The Rt. Rev. Martin Gordon, who has served as Bishop of Goma in the Democratic Republic of Congo since December 2022, has fled the see city amid renewed attacks by a rebel military group backed by neighboring Rwanda.
The bishop has taken his flight as an opportunity to urge other parties to intervene in the long-suffering nation. His five-point plea ends simply: “People in the region want only peace.”
Goma sits atop minerals that are in increasing demand in the West, which makes it a target of M23, which also calls itself the Congolese Revolutionary Army. Mining.com has reported:
Congo is the world’s top producer of tantalum and cobalt, a key component in batteries for electric vehicles and mobile phones, and is also home to significant coltan and gold deposits.
“Mineral exports from Rwanda are now over a billion dollars a year,” said Jason Stearns, a political scientist at Simon Fraser University and former UN investigator.
“That’s about double what they were two years ago. And we don’t know how much, but a fair chunk of that is from the DRC.”
Bishop Gordon traced some of the region’s conflicts in an interview with Michelle Martin of National Public Radio.

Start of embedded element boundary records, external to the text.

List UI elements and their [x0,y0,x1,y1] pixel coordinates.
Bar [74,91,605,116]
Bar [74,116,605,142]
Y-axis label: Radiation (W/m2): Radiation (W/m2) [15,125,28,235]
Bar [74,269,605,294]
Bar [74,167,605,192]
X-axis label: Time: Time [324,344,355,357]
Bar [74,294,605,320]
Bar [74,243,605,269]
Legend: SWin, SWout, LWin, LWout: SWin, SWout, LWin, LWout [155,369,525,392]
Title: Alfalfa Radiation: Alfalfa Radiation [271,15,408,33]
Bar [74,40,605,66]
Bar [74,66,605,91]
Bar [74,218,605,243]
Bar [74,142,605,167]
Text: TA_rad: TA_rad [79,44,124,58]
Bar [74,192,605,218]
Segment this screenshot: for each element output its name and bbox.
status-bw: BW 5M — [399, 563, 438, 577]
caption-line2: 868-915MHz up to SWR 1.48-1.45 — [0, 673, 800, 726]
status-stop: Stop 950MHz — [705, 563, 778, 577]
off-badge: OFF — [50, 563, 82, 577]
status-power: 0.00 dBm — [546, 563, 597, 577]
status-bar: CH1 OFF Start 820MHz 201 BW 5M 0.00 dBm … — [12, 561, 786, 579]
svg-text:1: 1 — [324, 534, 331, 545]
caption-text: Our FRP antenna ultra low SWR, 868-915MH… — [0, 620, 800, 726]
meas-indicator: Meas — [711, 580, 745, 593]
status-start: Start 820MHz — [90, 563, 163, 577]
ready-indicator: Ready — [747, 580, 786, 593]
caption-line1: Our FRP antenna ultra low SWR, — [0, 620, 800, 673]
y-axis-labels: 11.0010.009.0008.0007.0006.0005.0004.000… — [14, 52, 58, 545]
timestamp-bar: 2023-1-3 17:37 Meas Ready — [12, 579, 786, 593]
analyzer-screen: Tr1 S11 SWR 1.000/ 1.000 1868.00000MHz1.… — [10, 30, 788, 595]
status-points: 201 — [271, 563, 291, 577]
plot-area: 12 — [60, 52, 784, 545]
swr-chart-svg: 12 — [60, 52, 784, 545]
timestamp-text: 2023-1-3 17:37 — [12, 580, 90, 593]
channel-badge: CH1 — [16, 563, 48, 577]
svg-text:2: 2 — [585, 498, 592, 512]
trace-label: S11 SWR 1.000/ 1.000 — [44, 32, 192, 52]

“Conflict in eastern Congo is something that we have lived with for 30 years,” he said. “But between 2012 and 2021, there was relative calm. And then the M23 took up arms again in 2021. And so our diocese covers much, much more than Goma in the north in Rutshuru and in the west in Masisi. We’ve had schools that have been destroyed by bombs. We’ve had many of our clergy at one point in the last two or three years have had to flee for their lives and hide in the forests. We’ve had roadblocks. We’ve had increasing food prices.”
He added: “There have been many fine-sounding statements from the U.N., from the European community. What we need now is action. So what the U.N. Security Council have said, what the U.S. Secretary of State has said in a phone call, both to President Tshisekedi of DRC and Kagame of Rwanda, is absolutely right: the M23 must withdraw.”
Gordon is a British citizen who serves in the DRC through the Oxford-based Church Mission Society. He arrived in the DRC in 2020. “My role, as an impartial outsider not tied to a particular people group or region, was to bring some peace to a diocese internally riven by conflict and to prepare the diocese for the election of their next bishop,” he wrote on the CMS website.
“As the time for elections neared over two years later, God gradually made it clear that the most effective way for me to continue to serve the diocese was to become their missionary bishop. I was appointed in December 2022.”
In June 2021, the Diocese of Goma was in the news as it helped relieve suffering after a volcanic eruption of Mount Nyiragongo. “The Anglican Alliance reports that development teams from the diocese are assessing the damage and working with chiefs in the villages most severely impacted by the blast to distribute food, hygiene items, and household goods,” TLC reported.
The Anglican presence in the Democratic Republic of the Congo is concentrated in the region along the country’s eastern border, where Goma is the largest city. Ugandan missionary Apolo Kivebulaya began his ministry to the people on the edge of the Ituri Forest there in 1896.